Photograph: Identifying a Police Officer

I found the photograph below in a small box that belonged to my grandmother. There's an 'X' by the feet of one of the police officers, and on the back is just a surname: "Scheppner."


My great-grandfather was a policeman, and he married Christina Schoeppner in 1921 after his first wife died. So my first thought was that this was her father. But all records for Joseph Schoeppner showed that he was a laborer.

Christina also had three brothers--Joseph, Herman, and Michael Schoeppner--so I took a look at each of them. The younger Joseph was a mill worker and then became a grocer. Herman died when he was 16 years old. Michael was a steel worker in the 1900 census, and I couldn't find him in 1910.

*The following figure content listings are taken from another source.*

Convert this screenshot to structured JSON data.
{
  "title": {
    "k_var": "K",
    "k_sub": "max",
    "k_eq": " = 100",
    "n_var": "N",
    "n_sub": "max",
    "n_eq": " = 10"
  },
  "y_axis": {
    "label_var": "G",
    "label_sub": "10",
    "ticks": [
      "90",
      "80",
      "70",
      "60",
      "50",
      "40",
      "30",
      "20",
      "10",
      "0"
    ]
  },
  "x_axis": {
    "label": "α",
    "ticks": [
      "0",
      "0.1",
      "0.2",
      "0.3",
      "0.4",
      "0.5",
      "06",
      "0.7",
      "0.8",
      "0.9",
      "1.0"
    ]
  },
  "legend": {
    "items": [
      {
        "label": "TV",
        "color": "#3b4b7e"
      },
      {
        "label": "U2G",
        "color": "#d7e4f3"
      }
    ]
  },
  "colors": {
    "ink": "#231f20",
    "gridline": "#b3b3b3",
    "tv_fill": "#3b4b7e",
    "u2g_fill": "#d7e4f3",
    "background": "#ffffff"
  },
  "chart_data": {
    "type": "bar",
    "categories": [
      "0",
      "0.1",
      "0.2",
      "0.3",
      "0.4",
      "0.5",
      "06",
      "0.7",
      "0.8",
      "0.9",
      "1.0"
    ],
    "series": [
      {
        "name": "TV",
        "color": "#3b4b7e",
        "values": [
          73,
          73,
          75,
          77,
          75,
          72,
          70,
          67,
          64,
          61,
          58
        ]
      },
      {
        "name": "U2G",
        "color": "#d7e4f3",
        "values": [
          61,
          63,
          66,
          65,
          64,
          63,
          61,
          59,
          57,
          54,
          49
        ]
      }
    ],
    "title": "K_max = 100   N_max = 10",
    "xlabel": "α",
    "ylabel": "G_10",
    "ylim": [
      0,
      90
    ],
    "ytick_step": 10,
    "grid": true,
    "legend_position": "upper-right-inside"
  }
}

So I put the photo away and forgot about it.

But then when I was recently searching for the surname Schoeppner on Newspapers.com, I came across an article that reminded me of that photograph:

The Pittsburg Post, May 11, 1905

I pulled up Michael's record in my database and saw that I didn't have a record of his death. I searched the Pennsylvania death certificates on Ancestry.com and found out that he died on December 22, 1913 of influenza and pneumonia. Michael's occupation? Police officer.

It's such a great feeling to be able to identify family members in old photographs!

Note: A report on Pittsburgh, which included an evaluation of the city's police force, was published in 1913, the same year Michael Schoeppner died. It was titled, The City of Pittsburgh Pennsylvania: Report on a Survey of the Department of Public Health, and I found this section very interesting:
"Policemen receive no training whatever for their work. The moment a patrolman has been appointed he is assigned to duty and little or no instruction is given him. He is required to learn the duties of his office as best he can or, as the authorities in charge of the bureau put it, 'by experience.' He is not even placed under the charge of an older patrolman or required to perform duty with him for a definite number of days so as to become familiar with the merest routine. ... Policemen are given revolvers to use without a single lesson in target practice."